Den gibt es jedoch umso mehr in «Strange Days» (1995). Der Cyberpunk-Thriller mit Angela Bassett und Ralph Fiennes zitiert u.a. die Riots in Los Angeles, entwirft ein düsteres Zukunftsbild einer durch technische Gadgets überstimulierten Gesellschaft. Science Fiction?

Bigelows Umsetzung von Anita Shreves gemeinhin als unverfilmbar geltenden Roman «Das Gewicht des Wassers» ist dann eher ein Schlag in selbiges und stösst auf allgemeines Unverständnis. Zu verquast ist die auf zwei Zeitebenen spielende Parabel über Eifersucht und Gewalt.

Auch ihr nächster Streifen hat mit Wasser zu tun und ist ebenfalls keine Glanzleistung. «K-19 – Showdown in der Tiefe» aus dem Jahr 2002 ist spannend und mit Liam Neeson und Harrison Ford trefflich besetzt, verfremdet aber die Tatsachen um den Kernreaktorunfall eines sowjetischen U-Bootes 1961 zu sehr, um sich noch mit Authentizität schmücken zu können. Das Lexikon des internationalen Films kritisiert: «Konventioneller U-Boot-Thriller aus den Zeiten des Kalten Krieges, der mit geradezu grotesken Klischees aufwartet und den Stoff nach altbekannten Konventionen durchdekliniert. Ärgerlich daran ist die undifferenzierte Apologie soldatischer Tugenden und seine Reverenz an die militärische Logik.»

Ganz anders dagegen geht es 2008 in «Tödliches Kommando – The Hurt Locker» zu. Das beklemmend realistische Drama um Bombenentschärfer im Irak mutet fast dokumentarisch an, und der Film wurde mit sechs Oscars ausgezeichnet.
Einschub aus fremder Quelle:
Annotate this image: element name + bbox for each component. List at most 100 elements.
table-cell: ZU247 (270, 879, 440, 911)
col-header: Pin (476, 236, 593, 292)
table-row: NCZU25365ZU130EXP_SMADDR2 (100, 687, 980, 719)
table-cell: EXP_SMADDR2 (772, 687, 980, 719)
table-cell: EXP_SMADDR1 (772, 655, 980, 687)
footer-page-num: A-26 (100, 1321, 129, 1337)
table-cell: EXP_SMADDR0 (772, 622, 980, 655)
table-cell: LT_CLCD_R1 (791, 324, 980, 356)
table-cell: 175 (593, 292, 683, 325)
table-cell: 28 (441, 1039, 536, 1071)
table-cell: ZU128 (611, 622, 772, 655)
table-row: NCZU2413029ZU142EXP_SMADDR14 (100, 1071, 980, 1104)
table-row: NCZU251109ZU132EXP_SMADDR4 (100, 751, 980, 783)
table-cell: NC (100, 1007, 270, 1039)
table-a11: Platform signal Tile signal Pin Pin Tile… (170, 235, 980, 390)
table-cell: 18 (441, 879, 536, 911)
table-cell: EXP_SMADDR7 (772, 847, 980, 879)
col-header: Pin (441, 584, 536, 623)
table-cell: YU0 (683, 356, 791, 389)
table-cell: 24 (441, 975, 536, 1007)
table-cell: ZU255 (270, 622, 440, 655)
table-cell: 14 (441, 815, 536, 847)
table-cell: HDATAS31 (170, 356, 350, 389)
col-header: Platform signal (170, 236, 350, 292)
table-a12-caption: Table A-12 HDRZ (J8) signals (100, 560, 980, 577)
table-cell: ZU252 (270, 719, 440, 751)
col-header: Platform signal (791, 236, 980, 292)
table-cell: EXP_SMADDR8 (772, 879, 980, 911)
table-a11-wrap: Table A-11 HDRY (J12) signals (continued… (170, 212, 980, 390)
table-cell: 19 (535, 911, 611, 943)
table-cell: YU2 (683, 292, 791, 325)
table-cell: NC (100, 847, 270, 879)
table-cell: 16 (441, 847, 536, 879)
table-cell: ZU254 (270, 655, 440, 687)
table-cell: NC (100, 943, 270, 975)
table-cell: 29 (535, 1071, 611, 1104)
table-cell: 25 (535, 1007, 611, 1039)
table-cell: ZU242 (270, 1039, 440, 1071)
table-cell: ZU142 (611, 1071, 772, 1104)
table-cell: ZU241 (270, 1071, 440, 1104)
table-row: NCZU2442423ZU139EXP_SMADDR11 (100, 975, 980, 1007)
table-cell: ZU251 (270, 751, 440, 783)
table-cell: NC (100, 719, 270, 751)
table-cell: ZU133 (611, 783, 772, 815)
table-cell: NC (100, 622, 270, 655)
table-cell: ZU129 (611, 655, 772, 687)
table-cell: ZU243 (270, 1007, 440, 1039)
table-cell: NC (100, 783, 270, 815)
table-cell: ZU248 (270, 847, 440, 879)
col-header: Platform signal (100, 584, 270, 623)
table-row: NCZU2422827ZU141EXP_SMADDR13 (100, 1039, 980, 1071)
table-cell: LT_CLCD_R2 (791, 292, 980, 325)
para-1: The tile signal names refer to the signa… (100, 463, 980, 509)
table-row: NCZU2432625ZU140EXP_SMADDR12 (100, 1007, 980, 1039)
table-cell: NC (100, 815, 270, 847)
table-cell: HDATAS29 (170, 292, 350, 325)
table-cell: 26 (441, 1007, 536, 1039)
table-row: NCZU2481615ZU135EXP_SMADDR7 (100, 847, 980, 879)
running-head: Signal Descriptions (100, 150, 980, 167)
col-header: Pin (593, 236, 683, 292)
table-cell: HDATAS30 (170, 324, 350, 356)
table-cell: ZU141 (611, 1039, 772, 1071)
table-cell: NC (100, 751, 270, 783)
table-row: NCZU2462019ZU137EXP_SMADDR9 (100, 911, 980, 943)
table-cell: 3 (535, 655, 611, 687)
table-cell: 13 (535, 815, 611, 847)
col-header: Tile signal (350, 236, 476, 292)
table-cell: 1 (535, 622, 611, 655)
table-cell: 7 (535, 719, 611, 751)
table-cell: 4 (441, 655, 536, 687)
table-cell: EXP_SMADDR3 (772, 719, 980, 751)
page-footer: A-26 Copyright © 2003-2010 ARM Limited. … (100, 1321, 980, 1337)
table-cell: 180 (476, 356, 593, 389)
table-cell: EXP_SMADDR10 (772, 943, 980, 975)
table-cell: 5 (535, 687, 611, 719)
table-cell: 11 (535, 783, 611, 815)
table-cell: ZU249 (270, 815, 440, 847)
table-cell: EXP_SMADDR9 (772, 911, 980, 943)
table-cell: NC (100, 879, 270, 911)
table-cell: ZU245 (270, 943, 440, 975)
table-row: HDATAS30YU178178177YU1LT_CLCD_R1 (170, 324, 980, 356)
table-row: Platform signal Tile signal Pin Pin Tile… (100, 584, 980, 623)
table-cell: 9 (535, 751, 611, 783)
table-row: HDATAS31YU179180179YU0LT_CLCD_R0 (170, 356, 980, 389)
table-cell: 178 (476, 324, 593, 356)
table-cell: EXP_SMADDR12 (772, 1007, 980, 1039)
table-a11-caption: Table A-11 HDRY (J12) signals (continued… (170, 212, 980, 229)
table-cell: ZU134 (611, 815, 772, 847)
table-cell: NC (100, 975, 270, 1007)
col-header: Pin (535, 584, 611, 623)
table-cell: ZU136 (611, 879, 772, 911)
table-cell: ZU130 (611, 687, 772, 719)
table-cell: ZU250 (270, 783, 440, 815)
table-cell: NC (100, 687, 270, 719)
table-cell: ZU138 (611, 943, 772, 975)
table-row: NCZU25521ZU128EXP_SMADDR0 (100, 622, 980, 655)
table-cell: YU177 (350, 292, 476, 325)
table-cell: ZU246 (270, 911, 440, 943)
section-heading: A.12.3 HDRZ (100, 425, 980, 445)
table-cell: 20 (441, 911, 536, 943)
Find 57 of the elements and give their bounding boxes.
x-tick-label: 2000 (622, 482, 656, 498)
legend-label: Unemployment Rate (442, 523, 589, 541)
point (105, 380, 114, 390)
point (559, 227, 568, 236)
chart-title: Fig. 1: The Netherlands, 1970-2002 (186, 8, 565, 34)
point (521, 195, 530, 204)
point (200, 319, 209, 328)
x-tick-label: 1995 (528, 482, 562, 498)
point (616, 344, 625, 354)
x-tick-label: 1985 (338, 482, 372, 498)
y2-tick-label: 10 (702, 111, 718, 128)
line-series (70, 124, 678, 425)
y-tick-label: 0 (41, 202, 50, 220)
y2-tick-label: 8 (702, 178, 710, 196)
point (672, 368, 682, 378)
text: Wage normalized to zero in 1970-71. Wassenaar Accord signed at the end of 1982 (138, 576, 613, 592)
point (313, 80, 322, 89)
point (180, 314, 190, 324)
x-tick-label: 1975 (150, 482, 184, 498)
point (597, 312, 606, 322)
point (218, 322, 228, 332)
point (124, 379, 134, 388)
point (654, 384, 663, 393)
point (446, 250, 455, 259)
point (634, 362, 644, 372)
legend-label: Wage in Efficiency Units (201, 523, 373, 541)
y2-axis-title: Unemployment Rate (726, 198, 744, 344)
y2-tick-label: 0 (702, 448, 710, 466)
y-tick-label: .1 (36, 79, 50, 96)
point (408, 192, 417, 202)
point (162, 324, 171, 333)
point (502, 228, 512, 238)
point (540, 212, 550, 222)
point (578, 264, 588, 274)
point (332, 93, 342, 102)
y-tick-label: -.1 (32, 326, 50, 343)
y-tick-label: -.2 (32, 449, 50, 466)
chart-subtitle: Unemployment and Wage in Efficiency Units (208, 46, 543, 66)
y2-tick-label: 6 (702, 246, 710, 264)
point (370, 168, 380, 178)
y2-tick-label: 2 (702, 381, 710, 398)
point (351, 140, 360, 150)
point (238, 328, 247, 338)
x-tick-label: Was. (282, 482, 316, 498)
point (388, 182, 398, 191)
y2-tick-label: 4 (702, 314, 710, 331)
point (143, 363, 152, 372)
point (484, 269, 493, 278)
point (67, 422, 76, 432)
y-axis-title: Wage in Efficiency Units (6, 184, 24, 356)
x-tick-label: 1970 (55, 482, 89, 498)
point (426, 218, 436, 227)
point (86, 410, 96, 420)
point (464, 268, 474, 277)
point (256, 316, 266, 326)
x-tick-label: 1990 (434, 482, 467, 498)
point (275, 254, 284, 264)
Bigelow erhält als erste Frau überhaupt die Trophäe für die beste Regie. Pikanterweise bekommt James Cameron, mit dem Bigelow von 1989 bis 1991 verheiratet war, im selben Jahr nur drei Oscars.

Ebenfalls semidokumentarisch dann 2012 der wuchtige «Zero Dark Thirty». Geschildert wird die jahrelange Jagd auf Osama Bin Laden und seine anschliessende Erschiessung. Ein Film, der unbequeme Fragen stellt, polarisiert. Was ist erlaubt im Kampf gegen den Terrorismus? Was macht Gewalt aus Menschen? Ein grosser, wichtiger Film.

Auch ihr nächstes Projekt «Triple Frontier» verspricht kontrovers zu werden, wird wieder die Lager spalten. Recht so, Frau Bigelow. Danke für spannende Themen, für wildes Kino!